Velhâsıl, Osmanlı’nın Cambon - Grey
taksîmine nazaran, Sûriye ve Cenûbî Anadolu (Antakya, Adana, Mersin, hattâ
Diyârbekir ve Sivas) Fransa’nın, Filistin’den Îrân hudûduna ve Basra Körfezi’ne
kadar uzanan Irak arâzîsi de İngiltere’nin hissesine düştü. (Kuveyt ile
Arabistan Yarımadası’nın bütün şarkî ve cenûbî sâhil şeriti zâten İngiltere’nin
hâkimiyeti altına girmişti.
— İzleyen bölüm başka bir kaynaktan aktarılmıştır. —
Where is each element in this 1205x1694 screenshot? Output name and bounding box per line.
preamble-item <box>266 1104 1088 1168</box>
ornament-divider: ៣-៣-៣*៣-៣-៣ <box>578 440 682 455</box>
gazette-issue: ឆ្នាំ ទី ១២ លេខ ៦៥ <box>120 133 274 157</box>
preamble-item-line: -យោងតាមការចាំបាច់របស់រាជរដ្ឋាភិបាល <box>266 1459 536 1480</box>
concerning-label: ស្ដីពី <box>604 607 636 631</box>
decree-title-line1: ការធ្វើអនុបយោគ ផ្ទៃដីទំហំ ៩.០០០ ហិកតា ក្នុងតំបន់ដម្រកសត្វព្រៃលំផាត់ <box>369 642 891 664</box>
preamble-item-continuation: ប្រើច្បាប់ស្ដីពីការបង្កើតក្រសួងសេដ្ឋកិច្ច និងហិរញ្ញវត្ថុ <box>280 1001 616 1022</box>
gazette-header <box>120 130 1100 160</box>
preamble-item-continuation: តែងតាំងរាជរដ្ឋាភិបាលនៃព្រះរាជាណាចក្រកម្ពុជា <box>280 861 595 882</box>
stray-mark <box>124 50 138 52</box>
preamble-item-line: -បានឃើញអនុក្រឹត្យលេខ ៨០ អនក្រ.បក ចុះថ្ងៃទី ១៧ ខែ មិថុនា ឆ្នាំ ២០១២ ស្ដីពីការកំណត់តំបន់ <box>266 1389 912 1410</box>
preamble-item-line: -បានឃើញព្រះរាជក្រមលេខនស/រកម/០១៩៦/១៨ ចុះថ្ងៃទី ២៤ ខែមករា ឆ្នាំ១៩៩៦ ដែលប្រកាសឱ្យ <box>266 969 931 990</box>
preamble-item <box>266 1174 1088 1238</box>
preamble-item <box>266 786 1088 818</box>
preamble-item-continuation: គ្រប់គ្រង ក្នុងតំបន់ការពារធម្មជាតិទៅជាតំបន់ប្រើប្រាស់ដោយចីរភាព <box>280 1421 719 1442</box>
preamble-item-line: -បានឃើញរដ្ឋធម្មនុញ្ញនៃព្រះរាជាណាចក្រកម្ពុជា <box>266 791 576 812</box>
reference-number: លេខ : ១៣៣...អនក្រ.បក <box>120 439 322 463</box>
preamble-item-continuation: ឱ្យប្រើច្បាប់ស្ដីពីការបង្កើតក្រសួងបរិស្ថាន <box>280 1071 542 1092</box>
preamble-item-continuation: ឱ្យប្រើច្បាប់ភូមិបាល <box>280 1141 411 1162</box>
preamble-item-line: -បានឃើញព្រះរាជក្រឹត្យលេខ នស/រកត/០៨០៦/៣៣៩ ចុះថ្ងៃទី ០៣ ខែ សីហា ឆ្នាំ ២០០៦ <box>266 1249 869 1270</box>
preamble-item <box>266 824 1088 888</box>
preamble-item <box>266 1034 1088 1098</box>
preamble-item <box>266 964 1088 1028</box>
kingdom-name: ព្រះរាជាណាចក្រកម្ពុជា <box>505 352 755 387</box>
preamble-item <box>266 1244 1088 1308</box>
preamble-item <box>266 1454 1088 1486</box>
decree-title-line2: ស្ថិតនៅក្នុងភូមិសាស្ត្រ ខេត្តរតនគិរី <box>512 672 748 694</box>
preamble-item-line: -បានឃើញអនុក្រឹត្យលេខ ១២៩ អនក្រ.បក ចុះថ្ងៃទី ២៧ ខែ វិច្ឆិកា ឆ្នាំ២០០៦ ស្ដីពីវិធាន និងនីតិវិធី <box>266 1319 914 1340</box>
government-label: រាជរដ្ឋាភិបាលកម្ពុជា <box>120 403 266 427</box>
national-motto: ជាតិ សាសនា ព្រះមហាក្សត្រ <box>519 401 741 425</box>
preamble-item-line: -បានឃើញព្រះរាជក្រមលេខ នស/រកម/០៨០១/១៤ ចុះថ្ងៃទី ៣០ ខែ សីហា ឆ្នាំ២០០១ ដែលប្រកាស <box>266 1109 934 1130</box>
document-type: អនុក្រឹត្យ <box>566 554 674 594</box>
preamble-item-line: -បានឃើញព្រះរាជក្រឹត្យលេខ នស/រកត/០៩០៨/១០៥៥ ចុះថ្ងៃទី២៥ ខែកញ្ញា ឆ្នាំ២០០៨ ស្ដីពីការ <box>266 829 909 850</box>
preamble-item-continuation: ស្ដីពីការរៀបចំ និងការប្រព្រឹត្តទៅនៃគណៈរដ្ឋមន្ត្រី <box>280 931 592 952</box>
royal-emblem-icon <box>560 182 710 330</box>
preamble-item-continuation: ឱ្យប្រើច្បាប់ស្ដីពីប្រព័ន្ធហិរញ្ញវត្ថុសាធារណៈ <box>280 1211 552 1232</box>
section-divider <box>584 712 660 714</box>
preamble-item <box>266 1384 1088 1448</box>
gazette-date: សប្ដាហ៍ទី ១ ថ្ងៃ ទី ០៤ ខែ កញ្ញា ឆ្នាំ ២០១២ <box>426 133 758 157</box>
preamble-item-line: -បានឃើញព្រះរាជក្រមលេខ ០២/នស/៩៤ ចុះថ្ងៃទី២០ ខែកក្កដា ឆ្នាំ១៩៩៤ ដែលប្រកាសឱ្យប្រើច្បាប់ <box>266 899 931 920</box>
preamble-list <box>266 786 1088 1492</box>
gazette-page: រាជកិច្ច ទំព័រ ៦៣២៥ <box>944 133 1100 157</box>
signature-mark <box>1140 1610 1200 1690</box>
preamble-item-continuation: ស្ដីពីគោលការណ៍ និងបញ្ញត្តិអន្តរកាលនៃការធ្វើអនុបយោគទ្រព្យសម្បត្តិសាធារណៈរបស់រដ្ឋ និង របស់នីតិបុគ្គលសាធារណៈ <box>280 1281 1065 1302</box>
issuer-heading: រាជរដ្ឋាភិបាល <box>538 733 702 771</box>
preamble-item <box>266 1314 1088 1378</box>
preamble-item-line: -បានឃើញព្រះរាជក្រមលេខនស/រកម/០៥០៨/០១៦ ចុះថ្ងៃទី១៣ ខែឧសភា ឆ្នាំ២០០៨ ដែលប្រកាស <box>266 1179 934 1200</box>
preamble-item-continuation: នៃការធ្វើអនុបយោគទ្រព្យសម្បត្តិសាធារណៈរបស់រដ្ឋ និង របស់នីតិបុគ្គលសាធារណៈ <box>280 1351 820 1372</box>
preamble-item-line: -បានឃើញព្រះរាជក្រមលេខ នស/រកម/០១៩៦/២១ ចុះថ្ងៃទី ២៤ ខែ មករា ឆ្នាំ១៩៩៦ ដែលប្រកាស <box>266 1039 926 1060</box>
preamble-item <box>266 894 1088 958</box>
Yarımada’nın sâir arâzîsinde ise, işbirlikci
Suûdîler, bir krallıkla mükâfâtlandırılmıştı…) Dîğer taraftan “İnsan Hakları”
dâvâsını da dillerinden düşürmiyen bu makyavelist Devletler, 19-26 Nisan 1920
San Remo Konferansı’nda, arkalarındaki Siyonist Emperyalizminin ve kendilerinin
bir âletinden başka bir şey olmıyan Cem’iyet-i Akvâm’a bu taksîmi têyîd ve
tasdîk ettirdiler; böylece, gûyâ “beynelmilel hukûk” muvâcehesinde, Sûriye
üzerinde Fransa, Filistin ve Irak üzerinde de İngiltere, manda idâresi kurdu.
Fransızcasıyle “mandat”, yânî
“vekâlet” idâresi… Yânî Sûriye ve Irak halkları, onlara, gûyâ: “Biz kendi
kendimizi idâreden âciziz; gelin, bizi vekâleten siz idâre edin!” diyesilermiş!